Um retrato da infância
Livro reúne três novelas do escritor William Styron

ReproduçãoAlguns pesquisadores costumam afirmar que a infância de um escritor sempre estará presente em sua obra. As memórias deste período nunca se cansam de correr pelas artérias do criador de histórias. Mesmo com as camadas de gordura e sujeira, a infância estará contida na velhice como oxigênio contido na água. Neste sentido, a infância pode ser descrita como um riacho onde a literatura aprecia pescar nas tardes de verão.
As águas deste riacho inundam as páginas de ‘‘Um Manhã em Tidewater’’ do escritor norte-americano William Styron. Lançado pela Editora Rocco, o livro traz três novelas que contam a história, em três épocas diferentes, de um mesmo personagem, Paul Whitehurst, ambientadas na pequena cidade de Tidewater, Virgínia - cidade que se tornou grande fabricante de produtos bélicos para a Segunda Guerra.
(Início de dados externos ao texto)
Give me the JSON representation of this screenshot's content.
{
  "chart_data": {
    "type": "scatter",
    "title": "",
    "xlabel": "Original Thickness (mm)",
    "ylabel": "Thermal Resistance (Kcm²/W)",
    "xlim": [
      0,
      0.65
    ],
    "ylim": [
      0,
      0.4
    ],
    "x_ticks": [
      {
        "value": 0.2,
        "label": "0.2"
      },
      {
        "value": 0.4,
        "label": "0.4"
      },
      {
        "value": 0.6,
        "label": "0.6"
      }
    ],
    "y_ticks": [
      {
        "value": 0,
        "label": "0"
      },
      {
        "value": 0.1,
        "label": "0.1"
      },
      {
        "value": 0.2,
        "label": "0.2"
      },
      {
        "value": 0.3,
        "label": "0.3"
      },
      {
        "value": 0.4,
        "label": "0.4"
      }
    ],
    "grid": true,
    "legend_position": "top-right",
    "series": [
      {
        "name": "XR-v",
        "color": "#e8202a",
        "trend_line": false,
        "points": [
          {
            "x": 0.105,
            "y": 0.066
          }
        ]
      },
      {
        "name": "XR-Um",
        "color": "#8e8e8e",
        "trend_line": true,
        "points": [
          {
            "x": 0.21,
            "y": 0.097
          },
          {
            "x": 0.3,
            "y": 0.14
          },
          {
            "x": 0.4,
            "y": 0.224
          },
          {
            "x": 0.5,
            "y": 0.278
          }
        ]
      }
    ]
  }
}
Escritas originalmente para a revista ‘‘Esquire’’ durante a década de 80, as histórias possuem alto teor autobiográfico. Nas palavras de Styron, ‘‘as novelas compreendem uma reconstrução imaginativa de eventos reais e estão ligadas por uma cadeia de lembranças’’. Elas revelam experiências vividas pelo autor aos dez, treze e vinte anos de idade. Um foco de visão que pode ser definido como totalmente literário, descrito da seguinte forma: ‘‘As memórias da minha infância são focalizadas, de vez em quando, não como se tivessem sido por intermédio dos olhos de um menino, mas como que refletidas através de uma objetiva de câmera de filmar, com um desses maravilhosos mecanismos contínuos, uma grua ou guindaste que permitisse ao objeto ser visto como se tivesse dois metros de distância, focalizando de cima para baixo da altura de um jogador de basquete agigantado’’.
Em ‘‘Dia L’’, novela que abre o livro, William Styron narra a experiência de Paul vivida no final na Segunda Guerra Mundial como integrante de um grupo de fuzileiros navais americanos prestes a invadir Okinawa, Japão. Aos vinte anos de idade, Paul está sedento para matar, para vencer o inimigo, disposto a qualquer coisa para vencer a guerra. Mas quando o momento da batalha se aproxima, seu interesse pela guerra apaga-se. A cada minuto tudo perde mais e mais o sentido.
Intensidade A segunda e terceira histórias, ‘‘Shadrach’’ e ‘‘Uma Manhã em Tidewater’’, possuem uma unidade maior, uma intensidade arrebatadora. ‘‘Shadrach’’ narra, pelos olhos de Paul aos dez anos de idade, a volta de um escravo a Tidewater para morrer nas terras em que nasceu. Com quase cem anos de idade, o negro Shadrach anda meses e meses atravessando estados guiado pela intuição até encontrar a fazenda em que nasceu. Seu desejo é ser enterrado e ali, ao lado de seus antepassados, mas a polícia proíbe tal ato. O impasse umedece os olhos do garoto: ‘‘Agachado debaixo da varanda, senti uma dor abrupta e sufocante. Uma suave lufada de vento soprou da floresta e fiquei arrepiado quando tocou minha face, chorando por Shadrach e Mr. Dabney, pela escuridão e a pobreza, e por todas as injustiças humanas turbilhonando à minha volta em tempo e lugares que não compreendia. Como que para livrar-se de meu cruel mal-estar, comecei a contar vaga-lumes piscando no ar noturno. Dezoito, dezenove, vinte...’
Em ‘‘Uma Manhã em Tidewater’’, novela que dá título ao livro, Paul aos treze anos de idade, assiste o longo sofrimento da mãe corroída pelo câncer ao mesmo tempo em que vive a experiência do primeiro emprego, entregador de jornal. Conflitos chegam a cada manhã, o patrão explorando garotos justificado por crises econômicas, o pai brigando com a ciência por ela não conseguir amenizar as dores da esposa e batendo na religião por falar em nome de deuses mesquinhos que adoram o sofrimento humano, os negros sendo maltratados, etc. Tudo numa manhã quente de verão, enquanto a mãe dá seu último suspiro: ‘‘Cada um de nós percebe os seus meios de escapar ao insuportável. Às vezes podemos fazer de conta que não existem’’.
(M.L.)
• Uma Manhã em Tidewater , de William Styron, Editora Rocco, tradução de Júlio Bandeira, 136 páginas, R$ 19,50.